Taurus-LeckPistorius nennt Abhöraffäre „schlimmen Fehler“ – neue Details bekannt
Bundesverteidigungsminister Boris Pistorius (SPD) hat erstmals seit Bekanntwerden neue Details zur Abhöraffäre bei der deutschen Luftwaffe genannt. Russische Spione hätten ein Gespräch mehrerer Offiziere wegen eines „individuellen Anwenderfehlers“ abhören und die Aufzeichnung veröffentlichen können, erklärte Pistorius am Dienstag.

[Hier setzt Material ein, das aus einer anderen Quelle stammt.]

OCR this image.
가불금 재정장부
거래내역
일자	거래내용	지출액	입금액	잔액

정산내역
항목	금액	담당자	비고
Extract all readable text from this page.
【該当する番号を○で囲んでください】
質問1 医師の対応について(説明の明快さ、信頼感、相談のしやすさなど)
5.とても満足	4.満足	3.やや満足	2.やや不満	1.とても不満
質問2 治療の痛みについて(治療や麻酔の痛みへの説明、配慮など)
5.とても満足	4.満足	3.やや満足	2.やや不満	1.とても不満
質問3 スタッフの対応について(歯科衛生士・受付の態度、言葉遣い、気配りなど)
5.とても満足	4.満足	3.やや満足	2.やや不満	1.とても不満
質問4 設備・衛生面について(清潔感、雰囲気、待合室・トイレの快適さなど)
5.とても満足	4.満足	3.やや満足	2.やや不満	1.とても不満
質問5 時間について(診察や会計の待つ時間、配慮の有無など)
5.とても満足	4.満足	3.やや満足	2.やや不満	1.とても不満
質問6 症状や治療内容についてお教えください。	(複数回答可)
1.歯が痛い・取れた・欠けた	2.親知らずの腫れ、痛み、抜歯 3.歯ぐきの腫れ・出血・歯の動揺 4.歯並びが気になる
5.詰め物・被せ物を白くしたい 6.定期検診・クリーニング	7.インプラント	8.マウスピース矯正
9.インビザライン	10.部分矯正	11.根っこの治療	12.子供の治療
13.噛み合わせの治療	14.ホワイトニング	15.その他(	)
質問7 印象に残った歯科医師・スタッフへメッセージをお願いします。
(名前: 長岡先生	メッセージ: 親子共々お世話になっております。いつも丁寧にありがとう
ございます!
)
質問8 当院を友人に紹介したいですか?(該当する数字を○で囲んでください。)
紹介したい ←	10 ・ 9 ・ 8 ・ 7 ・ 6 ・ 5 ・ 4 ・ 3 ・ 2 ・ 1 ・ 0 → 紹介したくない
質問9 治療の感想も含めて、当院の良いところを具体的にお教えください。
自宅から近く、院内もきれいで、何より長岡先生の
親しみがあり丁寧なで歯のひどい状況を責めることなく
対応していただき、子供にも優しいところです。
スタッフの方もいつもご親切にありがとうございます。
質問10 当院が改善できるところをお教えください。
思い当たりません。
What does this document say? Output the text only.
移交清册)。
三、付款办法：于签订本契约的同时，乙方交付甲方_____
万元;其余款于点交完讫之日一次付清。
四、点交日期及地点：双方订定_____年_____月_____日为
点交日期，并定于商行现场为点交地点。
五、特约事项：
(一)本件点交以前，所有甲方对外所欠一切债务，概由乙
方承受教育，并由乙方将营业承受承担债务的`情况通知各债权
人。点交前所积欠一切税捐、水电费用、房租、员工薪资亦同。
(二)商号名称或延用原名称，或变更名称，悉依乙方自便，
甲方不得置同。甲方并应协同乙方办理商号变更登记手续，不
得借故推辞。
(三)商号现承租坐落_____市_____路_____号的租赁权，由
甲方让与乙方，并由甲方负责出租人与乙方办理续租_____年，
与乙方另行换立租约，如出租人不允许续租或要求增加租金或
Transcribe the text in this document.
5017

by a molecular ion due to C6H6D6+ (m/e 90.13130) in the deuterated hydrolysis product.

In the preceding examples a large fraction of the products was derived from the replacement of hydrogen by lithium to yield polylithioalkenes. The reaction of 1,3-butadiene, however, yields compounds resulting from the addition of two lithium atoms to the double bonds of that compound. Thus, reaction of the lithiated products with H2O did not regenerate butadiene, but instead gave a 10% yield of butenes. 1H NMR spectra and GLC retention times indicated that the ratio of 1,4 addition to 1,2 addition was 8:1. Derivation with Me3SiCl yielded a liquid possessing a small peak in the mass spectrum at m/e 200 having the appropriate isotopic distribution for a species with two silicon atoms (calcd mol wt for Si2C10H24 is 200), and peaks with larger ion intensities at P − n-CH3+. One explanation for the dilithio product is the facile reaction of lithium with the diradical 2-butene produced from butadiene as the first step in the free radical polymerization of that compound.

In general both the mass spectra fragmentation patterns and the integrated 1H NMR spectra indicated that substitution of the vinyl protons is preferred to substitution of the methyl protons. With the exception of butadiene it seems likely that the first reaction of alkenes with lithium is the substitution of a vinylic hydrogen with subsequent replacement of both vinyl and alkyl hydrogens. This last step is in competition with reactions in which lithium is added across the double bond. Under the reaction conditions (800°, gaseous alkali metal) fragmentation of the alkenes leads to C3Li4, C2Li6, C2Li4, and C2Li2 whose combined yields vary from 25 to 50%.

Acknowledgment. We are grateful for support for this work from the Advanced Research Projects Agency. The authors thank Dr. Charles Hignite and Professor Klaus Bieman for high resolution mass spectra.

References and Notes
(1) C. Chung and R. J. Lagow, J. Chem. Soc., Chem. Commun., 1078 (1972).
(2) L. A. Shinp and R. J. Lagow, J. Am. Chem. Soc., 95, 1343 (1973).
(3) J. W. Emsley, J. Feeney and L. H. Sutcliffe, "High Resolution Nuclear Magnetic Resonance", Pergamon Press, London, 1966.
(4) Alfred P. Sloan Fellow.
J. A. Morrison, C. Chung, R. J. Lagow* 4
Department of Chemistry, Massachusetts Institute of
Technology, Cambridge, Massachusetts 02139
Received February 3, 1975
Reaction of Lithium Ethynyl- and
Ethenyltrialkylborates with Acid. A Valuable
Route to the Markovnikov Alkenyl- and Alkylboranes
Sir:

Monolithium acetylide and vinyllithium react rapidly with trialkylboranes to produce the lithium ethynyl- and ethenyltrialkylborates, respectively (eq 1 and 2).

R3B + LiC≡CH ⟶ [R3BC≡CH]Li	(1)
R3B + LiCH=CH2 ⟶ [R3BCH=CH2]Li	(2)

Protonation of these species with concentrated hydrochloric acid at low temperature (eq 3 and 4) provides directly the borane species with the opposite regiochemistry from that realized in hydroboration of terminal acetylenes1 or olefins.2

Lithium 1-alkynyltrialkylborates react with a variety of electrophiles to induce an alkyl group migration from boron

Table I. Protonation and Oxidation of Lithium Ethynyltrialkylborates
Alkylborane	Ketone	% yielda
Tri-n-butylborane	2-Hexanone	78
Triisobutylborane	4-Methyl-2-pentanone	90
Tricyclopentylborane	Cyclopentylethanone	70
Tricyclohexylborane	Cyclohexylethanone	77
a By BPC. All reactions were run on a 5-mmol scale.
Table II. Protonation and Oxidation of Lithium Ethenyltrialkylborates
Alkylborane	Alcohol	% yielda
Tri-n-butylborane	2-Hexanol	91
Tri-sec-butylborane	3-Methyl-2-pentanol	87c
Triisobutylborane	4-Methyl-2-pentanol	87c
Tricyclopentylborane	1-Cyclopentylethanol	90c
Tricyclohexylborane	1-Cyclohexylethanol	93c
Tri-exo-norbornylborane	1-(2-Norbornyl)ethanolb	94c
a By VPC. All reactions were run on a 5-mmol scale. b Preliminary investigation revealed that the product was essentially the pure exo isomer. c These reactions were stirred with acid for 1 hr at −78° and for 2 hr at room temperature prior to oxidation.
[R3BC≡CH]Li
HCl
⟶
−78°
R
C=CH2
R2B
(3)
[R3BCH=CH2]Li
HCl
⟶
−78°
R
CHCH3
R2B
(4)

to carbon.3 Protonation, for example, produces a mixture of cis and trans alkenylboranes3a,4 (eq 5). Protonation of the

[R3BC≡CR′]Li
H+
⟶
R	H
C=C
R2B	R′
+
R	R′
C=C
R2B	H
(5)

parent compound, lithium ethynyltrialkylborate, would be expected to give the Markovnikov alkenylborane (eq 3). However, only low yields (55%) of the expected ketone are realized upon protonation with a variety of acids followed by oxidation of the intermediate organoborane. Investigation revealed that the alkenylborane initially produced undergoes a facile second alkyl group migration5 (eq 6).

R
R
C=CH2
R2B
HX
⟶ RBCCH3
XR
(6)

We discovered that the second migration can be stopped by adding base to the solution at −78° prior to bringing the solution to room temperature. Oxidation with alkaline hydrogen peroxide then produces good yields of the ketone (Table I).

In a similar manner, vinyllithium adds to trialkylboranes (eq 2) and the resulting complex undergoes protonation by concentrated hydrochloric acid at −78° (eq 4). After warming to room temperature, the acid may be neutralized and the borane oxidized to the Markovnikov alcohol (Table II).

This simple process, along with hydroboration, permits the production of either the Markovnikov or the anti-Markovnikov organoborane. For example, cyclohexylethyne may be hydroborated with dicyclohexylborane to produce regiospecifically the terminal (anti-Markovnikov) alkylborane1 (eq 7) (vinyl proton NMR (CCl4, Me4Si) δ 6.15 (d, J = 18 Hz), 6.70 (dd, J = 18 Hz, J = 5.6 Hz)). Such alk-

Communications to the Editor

Das Gespräch zwischen vier Offizieren der Luftwaffe über eine mögliche Lieferung von Taurus-Marschflugkörpern an die Ukraine hatte eine öffentliche Debatte ausgelöst. Bundeskanzler Olaf Scholz (SPD) war durch die Aussagen der Offiziere unter Druck geraten, da diese Scholz’ Argumentation gegen Taurus-Lieferungen widersprechen. Die wichtigsten Fragen und Antworten im Überblick.
Abhöraffäre bei der Luftwaffe: Wen haben die russischen Spione ausspioniert?
Im Zentrum der öffentlichen Debatte steht ein Gespräch von vier Offizieren der Luftwaffe, die sich über mögliche Lieferungen von Taurus-Marschflugkörpern an die Ukraine unterhalten. Der von Russland veröffentliche Mitschnitt beinhaltet Diskussionen um mögliche Auswirkungen einer Lieferung durch die Bundeswehr.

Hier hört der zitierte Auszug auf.